L'ex numero uno dell'Eni: "Più che un intervento militare dell'Italia penso a un forte sostegno ai Paesi vicini"

"L'Egitto e l'Algeria ci salveranno dall'Isis"

«La Libia? Sono ottimista». Paolo Scaroni, oggi vice presidente di Rothschild group e per nove anni numero uno dell'Eni, da profondo conoscitore del Paese nordafricano non ritiene ancora drammatica la situazione, che può essere risolta anche senza un'azione militare dell'Italia e dei Paesi alleati. «Più che immaginare un intervento, mi immagino un forte sostegno ai Paesi vicini, soprattutto l'Egitto». Scaroni ritiene che la missione militare avesse senso tre anni fa. «Sarebbe servito a disarmare tutte le milizie in Libia. Ma al punto in cui siamo, concordo con il premier Renzi, per un intervento servono 100mila uomini».

Da che cosa deriva il suo ottimismo sulla Libia?

«Innanzitutto è un piccolo Paese, con sei milioni di abitanti. Poi ha molte risorse. Anche con i prezzi del petrolio a 50 dollari al barile, tutti i libici potrebbero vivere di rendita. Non è un problema di sopravvivenza. Quindi credo che alla fine il buon senso prevarrà. Poi, i due fratelli maggiori della Libia, l'Egitto e l'Algeria, vedono come la peste uno stato jihadista alle porte di casa e faranno di tutto per evitarlo».

Dimostra molta fiducia nell'Egitto.

«L'Egitto dispone di un esercito forte e di grande tradizione. Al Sisi ha fatto una sorta di colpo di Stato, poi legittimato dalle elezioni, e ha l'appoggio politico ed economico non solo dell'Occidente ma anche di quei governi che vedono i Fratelli musulmani come una minaccia, come l'Arabia Saudita, il Kuwait e Abu Dhabi. Il Cairo ha una tradizione di rapporti con la Libia e non tollera i Fratelli musulmani, figuriamoci l'Isis. Ecco perché ho fiducia. Perciò, ripeto, sono ottimista».

Quindi non condivide l'allarme di infiltrazioni terroristiche?

«La minaccia terroristica? L'Europa ce l'ha soprattutto in casa. Finora la maggior parte degli attentati è stata compiuta da militanti islamici che vivono qui da anni. Il problema ce l'abbiamo, per esempio i continui sbarchi di immigrati sulle coste italiane, ma non credo sia quello il canale usato dal terrorismo».

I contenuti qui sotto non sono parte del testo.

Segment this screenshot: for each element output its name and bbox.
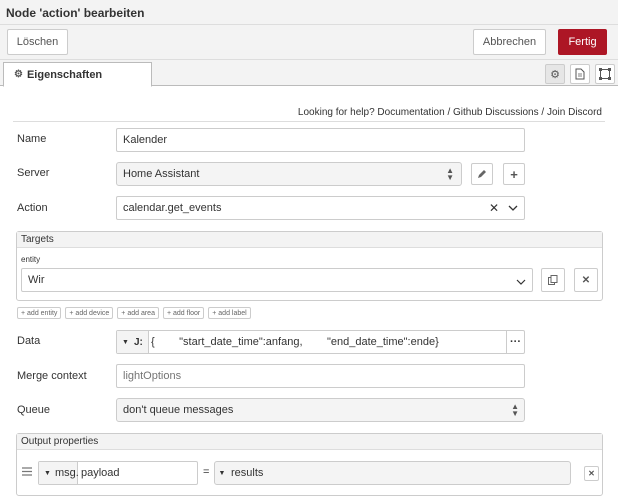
queue-select[interactable]: don't queue messages ▲ ▼ [116,398,525,422]
done-button[interactable]: Fertig [558,29,607,55]
caret-down-icon: ▼ [44,469,51,477]
dialog-toolbar: Löschen Abbrechen Fertig [0,25,618,60]
close-icon[interactable]: ✕ [574,268,598,292]
help-links: Looking for help? Documentation / Github… [298,107,602,118]
help-separator: / [541,107,545,118]
join-discord-link[interactable]: Join Discord [547,107,602,118]
action-value: calendar.get_events [123,202,222,214]
output-properties-header: Output properties [17,434,602,450]
add-area-button[interactable]: + add area [117,307,159,319]
document-icon[interactable] [570,64,590,84]
equals-sign: = [203,466,210,478]
gear-icon: ⚙ [14,69,23,80]
data-type-selector[interactable]: ▼ J: [117,331,149,353]
times-icon[interactable]: ✕ [489,201,499,215]
entity-select[interactable]: Wir [21,268,533,292]
action-combobox[interactable]: calendar.get_events ✕ [116,196,525,220]
action-label: Action [17,202,48,214]
merge-context-input[interactable] [116,364,525,388]
chevron-down-icon[interactable] [508,203,518,215]
layout-icon[interactable] [595,64,615,84]
queue-select-value: don't queue messages [123,404,234,416]
output-value: results [231,467,264,479]
tab-properties[interactable]: ⚙ Eigenschaften [3,62,152,87]
updown-icon: ▲ ▼ [446,166,454,182]
github-discussions-link[interactable]: Github Discussions [453,107,539,118]
documentation-link[interactable]: Documentation [377,107,444,118]
pencil-icon[interactable] [471,163,493,185]
ellipsis-icon[interactable]: ··· [506,331,524,353]
output-property-input[interactable]: ▼ msg. payload [38,461,198,485]
output-value-input[interactable]: ▼ results [214,461,571,485]
tab-properties-label: Eigenschaften [26,68,103,81]
chevron-down-icon [516,277,526,289]
divider [13,121,605,122]
updown-icon: ▲ ▼ [511,402,519,418]
name-input[interactable]: Kalender [116,128,525,152]
copy-icon[interactable] [541,268,565,292]
data-typed-input[interactable]: ▼ J: { "start_date_time":anfang, "end_da… [116,330,525,354]
server-label: Server [17,167,50,179]
dialog-title: Node 'action' bearbeiten [6,6,145,20]
data-value: { "start_date_time":anfang, "end_date_ti… [151,336,439,348]
output-property-type[interactable]: ▼ msg. [39,462,79,484]
add-label-button[interactable]: + add label [208,307,251,319]
output-property-prefix: msg. [54,467,79,479]
add-target-chips: + add entity + add device + add area + a… [17,307,251,319]
json-type-icon: J: [133,336,143,348]
caret-down-icon: ▼ [122,338,129,346]
dialog-header: Node 'action' bearbeiten [0,0,618,25]
name-label: Name [17,133,47,145]
delete-button[interactable]: Löschen [7,29,68,55]
help-prefix: Looking for help? [297,107,375,118]
targets-header: Targets [17,232,602,248]
output-property-value: payload [81,467,120,479]
help-separator: / [447,107,451,118]
cancel-button[interactable]: Abbrechen [473,29,546,55]
data-label: Data [17,335,41,347]
server-select-value: Home Assistant [123,168,200,180]
plus-icon[interactable]: + [503,163,525,185]
caret-down-icon[interactable]: ▼ [215,462,229,484]
server-select[interactable]: Home Assistant ▲ ▼ [116,162,462,186]
add-device-button[interactable]: + add device [65,307,114,319]
entity-label: entity [21,255,41,264]
gear-icon[interactable]: ⚙ [545,64,565,84]
queue-label: Queue [17,404,51,416]
times-icon[interactable]: ✕ [584,466,599,481]
entity-value: Wir [28,274,45,286]
add-entity-button[interactable]: + add entity [17,307,62,319]
merge-context-label: Merge context [17,370,87,382]
drag-handle-icon[interactable] [22,467,32,479]
add-floor-button[interactable]: + add floor [162,307,205,319]
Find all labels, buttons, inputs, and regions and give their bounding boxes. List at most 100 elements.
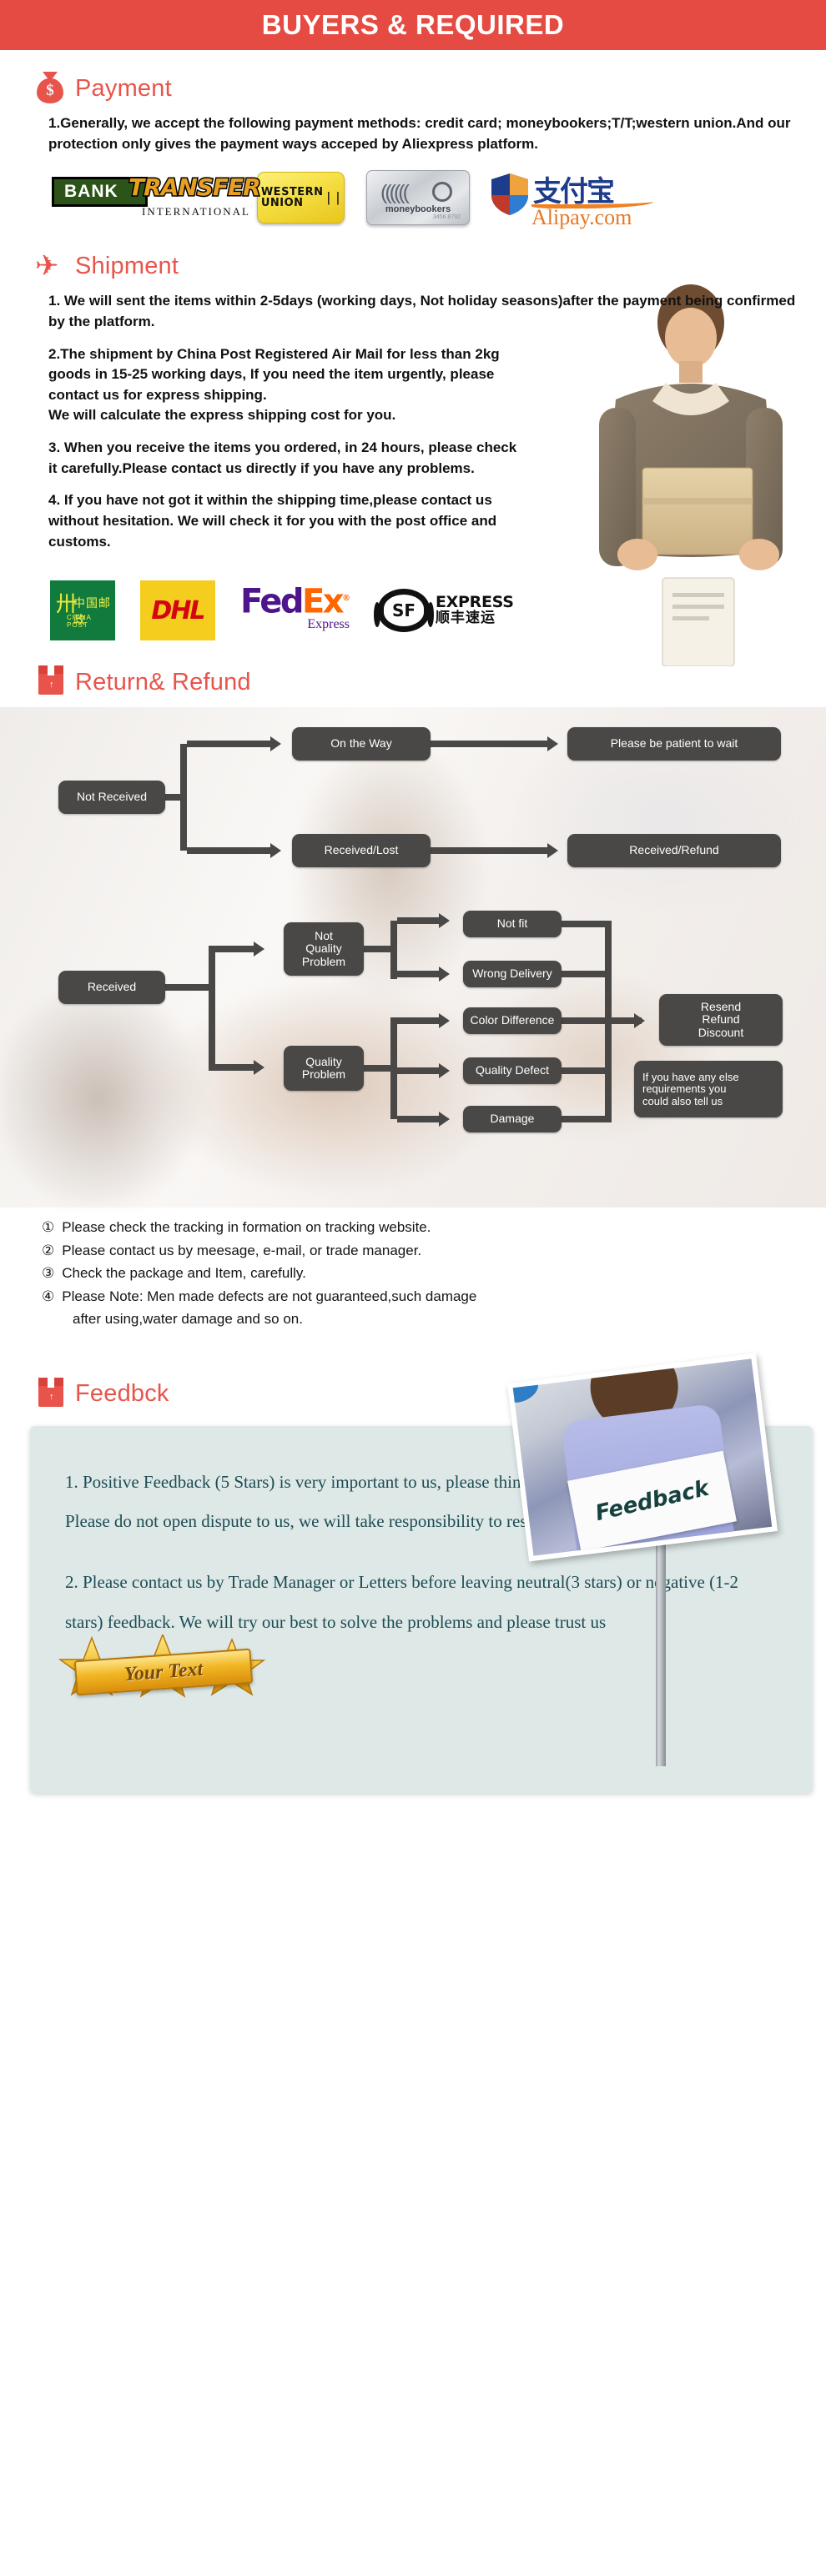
shipment-p4-line3: customs. xyxy=(48,533,111,550)
feedback-photo-sign-text: Feedback xyxy=(592,1475,712,1527)
returns-note-1: ① Please check the tracking in formation… xyxy=(42,1216,801,1239)
fedex-part2: Ex xyxy=(301,582,345,621)
flow-node-please-wait: Please be patient to wait xyxy=(567,727,781,761)
western-union-line2: UNION xyxy=(260,197,304,210)
flow-node-received: Received xyxy=(58,971,165,1005)
flow-node-on-the-way: On the Way xyxy=(292,727,431,761)
contactless-circle-icon xyxy=(432,182,452,203)
flow-node-wrong-delivery: Wrong Delivery xyxy=(463,961,562,988)
returns-note-1-text: Please check the tracking in formation o… xyxy=(62,1219,431,1236)
shipment-p2-line2: goods in 15-25 working days, If you need… xyxy=(48,366,495,383)
flow-node-not-received: Not Received xyxy=(58,781,165,815)
returns-note-3: ③ Check the package and Item, carefully. xyxy=(42,1262,801,1285)
china-post-logo: 卅 中国邮政 CHINA POST xyxy=(50,580,115,641)
returns-note-2-num: ② xyxy=(42,1242,55,1258)
bank-transfer-tertiary: INTERNATIONAL xyxy=(142,205,250,218)
shipment-paragraph-3: 3. When you receive the items you ordere… xyxy=(48,438,798,479)
box-icon: ↑ xyxy=(35,1377,65,1411)
fedex-sub: Express xyxy=(307,617,350,632)
shipment-paragraph-4: 4. If you have not got it within the shi… xyxy=(48,490,798,552)
returns-note-4-cont: after using,water damage and so on. xyxy=(73,1311,303,1328)
returns-note-4: ④ Please Note: Men made defects are not … xyxy=(42,1285,801,1308)
returns-note-3-text: Check the package and Item, carefully. xyxy=(62,1265,306,1282)
airplane-icon: ✈ xyxy=(35,250,59,283)
page-banner: BUYERS & REQUIRED xyxy=(0,0,826,50)
shipment-body: 1. We will sent the items within 2-5days… xyxy=(0,291,826,552)
flow-node-quality-defect: Quality Defect xyxy=(463,1057,562,1085)
flow-node-resend-l2: Refund xyxy=(702,1012,740,1027)
dhl-label: DHL xyxy=(151,595,205,625)
flow-node-quality-problem-l2: Problem xyxy=(301,1067,346,1082)
sf-express-logo: SF EXPRESS 顺丰速运 xyxy=(374,580,524,640)
flow-node-resend-l1: Resend xyxy=(700,999,742,1013)
returns-heading: Return& Refund xyxy=(75,668,251,695)
product-policy-page: BUYERS & REQUIRED $ Payment 1.Generally,… xyxy=(0,0,826,2576)
ribbon-text: Your Text xyxy=(123,1658,204,1685)
china-post-english: CHINA POST xyxy=(67,614,92,630)
payment-heading: Payment xyxy=(75,74,172,102)
flow-callout-l2: requirements you xyxy=(642,1082,727,1096)
flow-node-received-lost: Received/Lost xyxy=(292,834,431,868)
flow-node-color-difference: Color Difference xyxy=(463,1007,562,1035)
shipment-paragraph-2: 2.The shipment by China Post Registered … xyxy=(48,344,798,427)
shipment-p2-line4: We will calculate the express shipping c… xyxy=(48,407,396,424)
flow-node-not-quality-problem: Not Quality Problem xyxy=(284,922,364,977)
alipay-logo: 支付宝 Alipay.com xyxy=(491,168,654,230)
feedback-header-wrap: ↑ Feedbck Feedback xyxy=(0,1353,826,1562)
flow-node-quality-problem-l1: Quality xyxy=(305,1054,342,1068)
flow-node-resend-refund-discount: Resend Refund Discount xyxy=(659,994,783,1047)
returns-note-3-num: ③ xyxy=(42,1265,55,1282)
pushpin-icon xyxy=(507,1365,538,1417)
bank-transfer-primary: BANK xyxy=(64,182,118,202)
returns-flowchart: Not Received On the Way Please be patien… xyxy=(0,707,826,1208)
western-union-bars-icon: | | xyxy=(326,189,341,206)
fedex-part1: Fed xyxy=(240,582,304,621)
shipment-paragraph-1: 1. We will sent the items within 2-5days… xyxy=(48,293,796,329)
flow-node-not-fit: Not fit xyxy=(463,911,562,938)
shield-icon xyxy=(491,173,528,216)
flow-callout-l1: If you have any else xyxy=(642,1070,739,1083)
returns-note-1-num: ① xyxy=(42,1219,55,1236)
feedback-heading: Feedbck xyxy=(75,1380,169,1408)
sf-badge-label: SF xyxy=(391,600,416,621)
shipment-heading: Shipment xyxy=(75,252,179,279)
sf-chinese: 顺丰速运 xyxy=(436,610,496,627)
sf-badge-icon: SF xyxy=(374,589,434,633)
shipment-body-wrap: 1. We will sent the items within 2-5days… xyxy=(0,274,826,667)
moneybookers-number: 3456 8792 xyxy=(432,214,461,221)
signal-wave-icon: (((((( xyxy=(380,181,410,205)
feedback-photo: Feedback xyxy=(507,1353,778,1562)
page-title: BUYERS & REQUIRED xyxy=(261,9,565,40)
bank-transfer-secondary: TRANSFER xyxy=(128,173,263,203)
shipment-p4-line2: without hesitation. We will check it for… xyxy=(48,513,497,530)
shipment-p4-line1: 4. If you have not got it within the shi… xyxy=(48,492,492,509)
flow-node-resend-l3: Discount xyxy=(698,1026,744,1040)
returns-notes: ① Please check the tracking in formation… xyxy=(0,1208,826,1331)
shipment-p2-line1: 2.The shipment by China Post Registered … xyxy=(48,345,500,362)
your-text-ribbon: Your Text xyxy=(58,1629,275,1721)
fedex-logo: FedEx® Express xyxy=(240,582,350,632)
flow-node-not-quality-problem-l2: Quality xyxy=(305,942,342,956)
shipment-p3-line2: it carefully.Please contact us directly … xyxy=(48,459,475,476)
payment-paragraph-1: 1.Generally, we accept the following pay… xyxy=(48,115,791,152)
returns-note-2-text: Please contact us by meesage, e-mail, or… xyxy=(62,1242,422,1258)
payment-body: 1.Generally, we accept the following pay… xyxy=(0,113,826,154)
payment-logos-row: BANK TRANSFER INTERNATIONAL WESTERN UNIO… xyxy=(0,168,826,230)
bank-transfer-logo: BANK TRANSFER INTERNATIONAL xyxy=(52,172,262,223)
moneybookers-label: moneybookers xyxy=(385,204,451,215)
flow-node-damage: Damage xyxy=(463,1106,562,1133)
dhl-logo: DHL xyxy=(140,580,215,641)
flow-callout-l3: could also tell us xyxy=(642,1094,723,1107)
box-icon: ↑ xyxy=(35,665,65,699)
moneybookers-logo: (((((( moneybookers 3456 8792 xyxy=(366,170,470,226)
money-bag-icon: $ xyxy=(35,72,65,105)
flow-node-received-refund: Received/Refund xyxy=(567,834,781,868)
flow-callout-extra-requirements: If you have any else requirements you co… xyxy=(634,1061,783,1118)
flow-node-not-quality-problem-l1: Not xyxy=(315,928,333,942)
western-union-logo: WESTERN UNION | | xyxy=(257,172,345,224)
returns-note-4-num: ④ xyxy=(42,1288,55,1304)
alipay-label: Alipay.com xyxy=(531,205,632,230)
section-header-payment: $ Payment xyxy=(0,72,826,105)
returns-note-4-text: Please Note: Men made defects are not gu… xyxy=(62,1288,477,1304)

Non c'è un problema di sicurezza energetica?

«La sicurezza energetica dell'Europa è il bandolo della matassa, ma la situazione libica comporta altre implicazioni: economiche, d'immigrazione e di possibili atti terroristici, come dicevamo prima».

Partiamo dalla sicurezza energetica.

«Quando parliamo di sicurezza energetica, parliamo di gas e non di petrolio. Di petrolio al mondo ce n'è tanto e si può acquistare in più parti. Il gas invece ha un problema di trasporto molto più complesso rispetto al petrolio. Gas significa riscaldamento, attività industriali ed elettricità. L'Unione europea ne consuma 500 miliardi di metri cubi, un terzo dei quali arriva dalla Russia. Il resto è diviso tra produzione domestica e importazioni dall'Algeria, dalla Libia e dalla Norvegia via pipeline. E poi c'è l'importazione di gas liquido dalla Nigeria e dal Qatar e da altre fonti minori».

Quindi il gas russo ha un ruolo fondamentale.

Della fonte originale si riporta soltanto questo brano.